Paris.

„Sie ist der Mann, der ich immer sein wollte“, hat Gérard Depardieu einmal über Catherine Deneuve gesagt. Die Verblüffung über diese Verneigung von Frankreichs populärstem Schauspieler vor seiner Filmpartnerin in François Truffauts Meisterwerk „Die letzte Metro“ war enorm. Wie bitte? Meinte er wirklich die Deneuve, den Megastar des europäischen Kinos, jene umschwärmte Diva, deren bestechende Schönheit und Eleganz zum Idealbild französischer Weiblichkeit wurde?

Die Antwort lautet: Ja. Dem gestandenen und trinkfreudigen Mannsbild Depardieu, nicht gerade bekannt für seine Komplimente für Schauspielerkolleginnen, war es ernst. Und er ist keineswegs der Einzige, der die Deneuve weniger wegen ihrer Schönheit als wegen ihrer Intelligenz, Selbstständigkeit und Unabhängigkeit bewundert. Doch das öffentliche Bild der Französin, die heute 70 Jahre alt wird, ist ein anderes. Es wird geprägt von der Aura der kühlen Blonden, unnahbar und geheimnisvoll.

An die 140 Filmehat sie gedreht

Es war Louis Bunuels 1966 gedrehter Kultfilm „Belle de Jour“, mit dem dieses Image geboren wurde. Die Rolle der distinguierten Hausfrau, die ihre masochistischen Neigungen als Halbtagsprostituierte in einem Bordell auslebt, schien der Deneuve auf den Leib geschrieben. Anziehend und distanziert zugleich stellte sie mit stets kontrollierter Mimik eine Frau dar, unter deren makelloser Oberfläche die Verruchtheit lodert wie Feuer unter dem Eis.

An die 140 Filme hat die Deneuve in ihrer langen Karriere gedreht. In Frankreich läuft gerade „Elle s’en va“ (Sie haut ab) in den Kinos, ein Roadmovie, in dem sie als Ex-Schönheitskönigin in einem alten Mercedes die Flucht vor ihrem in Trümmern liegenden Leben ergreift. Und 2014 wird „L’Homme que l’on aimait trop“ (Der Mann, der zu sehr geliebt wurde) ihres Lieblingsregisseurs André Techiné herauskommen, mit dem sie u. a. „Diebe der Nacht“ und „Schauplatz des Verbrechens“ drehte.

Seit einiger Zeit versucht die Deneuve, die wenig von Interviews hält, gegen ihr Image anzukämpfen. „Ich bin weder geheimnisvoll noch kühl“, erklärte sie jüngst, „sondern eher ziemlich unvernünftig.
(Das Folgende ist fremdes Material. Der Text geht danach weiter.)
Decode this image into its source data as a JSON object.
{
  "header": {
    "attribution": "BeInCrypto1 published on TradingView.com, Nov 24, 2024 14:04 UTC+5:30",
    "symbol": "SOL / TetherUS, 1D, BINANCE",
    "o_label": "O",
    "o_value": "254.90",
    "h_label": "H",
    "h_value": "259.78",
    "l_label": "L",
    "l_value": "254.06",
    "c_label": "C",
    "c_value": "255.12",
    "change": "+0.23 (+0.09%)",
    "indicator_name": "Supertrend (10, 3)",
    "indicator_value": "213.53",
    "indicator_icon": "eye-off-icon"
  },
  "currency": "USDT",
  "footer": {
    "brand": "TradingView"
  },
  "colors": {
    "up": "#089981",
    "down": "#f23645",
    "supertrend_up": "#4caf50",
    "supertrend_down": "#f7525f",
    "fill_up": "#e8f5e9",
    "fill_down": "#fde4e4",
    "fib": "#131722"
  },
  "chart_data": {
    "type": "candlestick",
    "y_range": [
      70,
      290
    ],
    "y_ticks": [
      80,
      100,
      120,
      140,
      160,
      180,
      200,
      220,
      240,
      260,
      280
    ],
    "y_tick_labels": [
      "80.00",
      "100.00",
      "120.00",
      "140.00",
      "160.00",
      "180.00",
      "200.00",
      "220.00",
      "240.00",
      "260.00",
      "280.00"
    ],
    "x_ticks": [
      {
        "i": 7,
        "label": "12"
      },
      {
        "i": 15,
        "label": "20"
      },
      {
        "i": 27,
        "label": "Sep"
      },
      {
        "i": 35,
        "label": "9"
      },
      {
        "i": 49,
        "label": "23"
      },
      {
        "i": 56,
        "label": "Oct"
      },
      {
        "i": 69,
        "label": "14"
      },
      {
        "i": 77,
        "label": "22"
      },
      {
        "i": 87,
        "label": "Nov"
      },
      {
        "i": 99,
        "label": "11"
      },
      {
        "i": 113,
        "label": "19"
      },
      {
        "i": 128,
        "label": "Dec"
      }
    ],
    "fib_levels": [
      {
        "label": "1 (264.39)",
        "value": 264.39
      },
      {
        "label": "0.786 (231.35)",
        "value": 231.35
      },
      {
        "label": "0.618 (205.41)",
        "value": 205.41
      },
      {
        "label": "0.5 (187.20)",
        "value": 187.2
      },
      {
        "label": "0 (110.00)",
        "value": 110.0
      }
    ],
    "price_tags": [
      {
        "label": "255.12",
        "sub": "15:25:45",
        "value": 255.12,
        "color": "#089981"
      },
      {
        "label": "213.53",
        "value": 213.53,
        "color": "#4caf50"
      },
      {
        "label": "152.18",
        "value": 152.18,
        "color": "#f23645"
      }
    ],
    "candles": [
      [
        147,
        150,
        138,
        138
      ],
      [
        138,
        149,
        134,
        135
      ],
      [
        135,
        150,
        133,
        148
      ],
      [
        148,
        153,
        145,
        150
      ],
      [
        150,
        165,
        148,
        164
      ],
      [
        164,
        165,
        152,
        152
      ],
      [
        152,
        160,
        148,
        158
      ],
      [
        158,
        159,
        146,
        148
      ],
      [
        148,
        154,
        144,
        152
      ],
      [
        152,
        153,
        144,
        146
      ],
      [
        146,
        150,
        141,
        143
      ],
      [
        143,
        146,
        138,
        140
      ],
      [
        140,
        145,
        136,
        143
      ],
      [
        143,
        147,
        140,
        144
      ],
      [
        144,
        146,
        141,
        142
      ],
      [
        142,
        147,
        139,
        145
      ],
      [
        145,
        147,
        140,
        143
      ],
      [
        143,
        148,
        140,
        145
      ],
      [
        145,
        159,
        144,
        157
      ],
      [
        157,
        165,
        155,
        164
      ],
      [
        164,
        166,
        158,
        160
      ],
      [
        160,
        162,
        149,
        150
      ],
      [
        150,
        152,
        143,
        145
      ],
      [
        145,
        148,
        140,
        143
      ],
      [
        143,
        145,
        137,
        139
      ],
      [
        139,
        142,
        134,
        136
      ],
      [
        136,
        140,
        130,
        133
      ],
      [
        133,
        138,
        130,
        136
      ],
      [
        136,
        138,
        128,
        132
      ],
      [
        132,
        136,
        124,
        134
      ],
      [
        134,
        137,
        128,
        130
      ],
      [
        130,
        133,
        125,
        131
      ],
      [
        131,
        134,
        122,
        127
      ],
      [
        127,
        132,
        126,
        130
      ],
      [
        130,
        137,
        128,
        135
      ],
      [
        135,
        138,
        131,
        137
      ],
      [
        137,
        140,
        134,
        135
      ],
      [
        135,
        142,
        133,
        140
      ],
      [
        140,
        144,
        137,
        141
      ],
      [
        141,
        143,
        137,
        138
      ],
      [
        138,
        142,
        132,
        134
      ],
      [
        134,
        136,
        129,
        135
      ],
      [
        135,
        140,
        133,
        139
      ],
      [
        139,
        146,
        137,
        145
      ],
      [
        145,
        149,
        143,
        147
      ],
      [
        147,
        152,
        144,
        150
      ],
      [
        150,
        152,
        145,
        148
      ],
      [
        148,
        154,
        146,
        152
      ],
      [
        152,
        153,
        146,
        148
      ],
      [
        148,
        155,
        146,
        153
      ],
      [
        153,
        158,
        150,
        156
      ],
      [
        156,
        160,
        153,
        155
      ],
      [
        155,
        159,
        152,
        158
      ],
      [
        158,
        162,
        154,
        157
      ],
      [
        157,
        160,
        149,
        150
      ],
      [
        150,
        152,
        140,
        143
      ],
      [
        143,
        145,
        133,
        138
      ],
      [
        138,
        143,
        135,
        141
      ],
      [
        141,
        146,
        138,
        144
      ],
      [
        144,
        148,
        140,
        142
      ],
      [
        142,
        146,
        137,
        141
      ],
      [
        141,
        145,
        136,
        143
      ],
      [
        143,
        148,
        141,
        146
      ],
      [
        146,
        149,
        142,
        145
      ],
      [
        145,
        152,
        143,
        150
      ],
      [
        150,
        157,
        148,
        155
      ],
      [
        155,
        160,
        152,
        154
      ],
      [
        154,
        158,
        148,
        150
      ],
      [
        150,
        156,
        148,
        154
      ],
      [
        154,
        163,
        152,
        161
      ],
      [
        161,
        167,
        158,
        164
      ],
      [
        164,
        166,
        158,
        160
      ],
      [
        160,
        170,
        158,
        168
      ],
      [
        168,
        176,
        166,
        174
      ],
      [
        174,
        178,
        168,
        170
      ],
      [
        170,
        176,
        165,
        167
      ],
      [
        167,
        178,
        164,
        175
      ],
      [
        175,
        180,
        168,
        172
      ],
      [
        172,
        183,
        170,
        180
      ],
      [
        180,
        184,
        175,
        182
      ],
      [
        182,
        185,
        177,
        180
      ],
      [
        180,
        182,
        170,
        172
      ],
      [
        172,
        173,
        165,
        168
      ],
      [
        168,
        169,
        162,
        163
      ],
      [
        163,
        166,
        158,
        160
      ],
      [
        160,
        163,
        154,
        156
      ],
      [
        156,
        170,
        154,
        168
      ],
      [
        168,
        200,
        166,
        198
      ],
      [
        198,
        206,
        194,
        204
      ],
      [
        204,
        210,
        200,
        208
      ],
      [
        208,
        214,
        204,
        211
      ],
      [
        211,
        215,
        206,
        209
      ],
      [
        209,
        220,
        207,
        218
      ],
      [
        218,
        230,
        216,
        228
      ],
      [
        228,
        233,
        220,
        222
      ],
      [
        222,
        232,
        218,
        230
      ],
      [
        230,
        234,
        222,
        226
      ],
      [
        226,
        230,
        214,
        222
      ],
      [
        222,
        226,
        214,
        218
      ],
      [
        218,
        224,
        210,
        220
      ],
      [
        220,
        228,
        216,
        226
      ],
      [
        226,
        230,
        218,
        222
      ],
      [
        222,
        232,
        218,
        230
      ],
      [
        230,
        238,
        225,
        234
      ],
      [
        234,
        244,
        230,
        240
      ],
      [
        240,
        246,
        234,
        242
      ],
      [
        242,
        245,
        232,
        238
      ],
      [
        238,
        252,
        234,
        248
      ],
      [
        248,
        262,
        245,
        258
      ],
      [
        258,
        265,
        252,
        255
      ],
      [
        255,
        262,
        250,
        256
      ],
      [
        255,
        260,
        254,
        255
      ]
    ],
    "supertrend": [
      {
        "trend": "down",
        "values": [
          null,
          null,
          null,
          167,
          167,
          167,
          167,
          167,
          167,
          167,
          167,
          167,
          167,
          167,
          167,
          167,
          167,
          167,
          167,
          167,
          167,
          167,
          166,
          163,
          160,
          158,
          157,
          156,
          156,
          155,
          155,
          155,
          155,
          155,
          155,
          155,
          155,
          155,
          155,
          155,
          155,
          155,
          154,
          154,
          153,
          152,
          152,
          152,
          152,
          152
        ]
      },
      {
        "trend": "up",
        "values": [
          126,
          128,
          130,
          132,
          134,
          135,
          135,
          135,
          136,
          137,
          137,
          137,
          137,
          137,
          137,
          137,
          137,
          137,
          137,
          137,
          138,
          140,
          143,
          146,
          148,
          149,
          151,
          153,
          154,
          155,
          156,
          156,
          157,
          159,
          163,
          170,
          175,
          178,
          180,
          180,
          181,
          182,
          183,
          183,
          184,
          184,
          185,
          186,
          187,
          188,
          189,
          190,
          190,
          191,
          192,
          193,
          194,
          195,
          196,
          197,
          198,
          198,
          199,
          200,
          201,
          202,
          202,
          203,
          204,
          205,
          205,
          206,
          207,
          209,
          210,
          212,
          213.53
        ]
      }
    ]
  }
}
Aber diskret!“ Tatsächlich hat die Schauspielerin ihr turbulentes und unkonventionelles Privatleben stets sorgsam vor den Medien abgeschirmt. So war sie zwar von 1965 bis 1972 die Ehefrau des britischen Modefotografen David Bailey, bekam ihre Kinder jedoch von Männern, mit denen sie nicht verheiratet war: Sohn Christian hat den Regisseur Roger Vadim zum Vater, Tochter Chiara stammt vom italienischen Filmstar Marcello Mastroianni.

„Sie ist eben eine Göttin, eine der wenigen Schauspielerinnen, die verstanden hat, dass ein Leinwandstar nicht aus der Welt der Träume in die Straße hinabsteigen darf“, antwortete der US-Regisseur Martin Scorsese auf die Frage, warum sich Catherine Deneuve seit nunmehr 50 Jahren an der Spitze des schnelllebigen Filmgeschäfts halten konnte.

Sie ist Großmutterund steht dazu

Daran stimmt, dass die Deneuve im Gegensatz zu anderen erfolgreichen Kolleginnen nie Theater gespielt hat oder in Fernsehproduktionen zu sehen war. Aber Scorsese würde seinen Augen nicht trauen, wenn er die angeblich so unnahbare Diva in Paris sehen könnte, wo sie regelmäßig ihre Enkel von der Schule abholt. Ja, richtig, Catherine Deneuve ist mehrfache Großmutter. Und sie steht dazu.

Diskretion und Zurückhaltung mögen Markenzeichen der Deneuve sein, doch Starruhm geht bei ihr nicht mit der Verpflichtung einher, aus ihrem Herzen eine Mördergrube zu machen. Obwohl sie bis heute auf der bei Feministinnen verpönten Anrede „Mademoiselle“ besteht, engagierte sie sich 1971 vehement für das Recht auf Schwangerschaftsabbruch. So gehörte sie zu jenen 343 prominenten Französinnen, die in dem „Manifest der Schlampen“ trotz der geltenden Strafandrohung öffentlich bekannten, abgetrieben zu haben.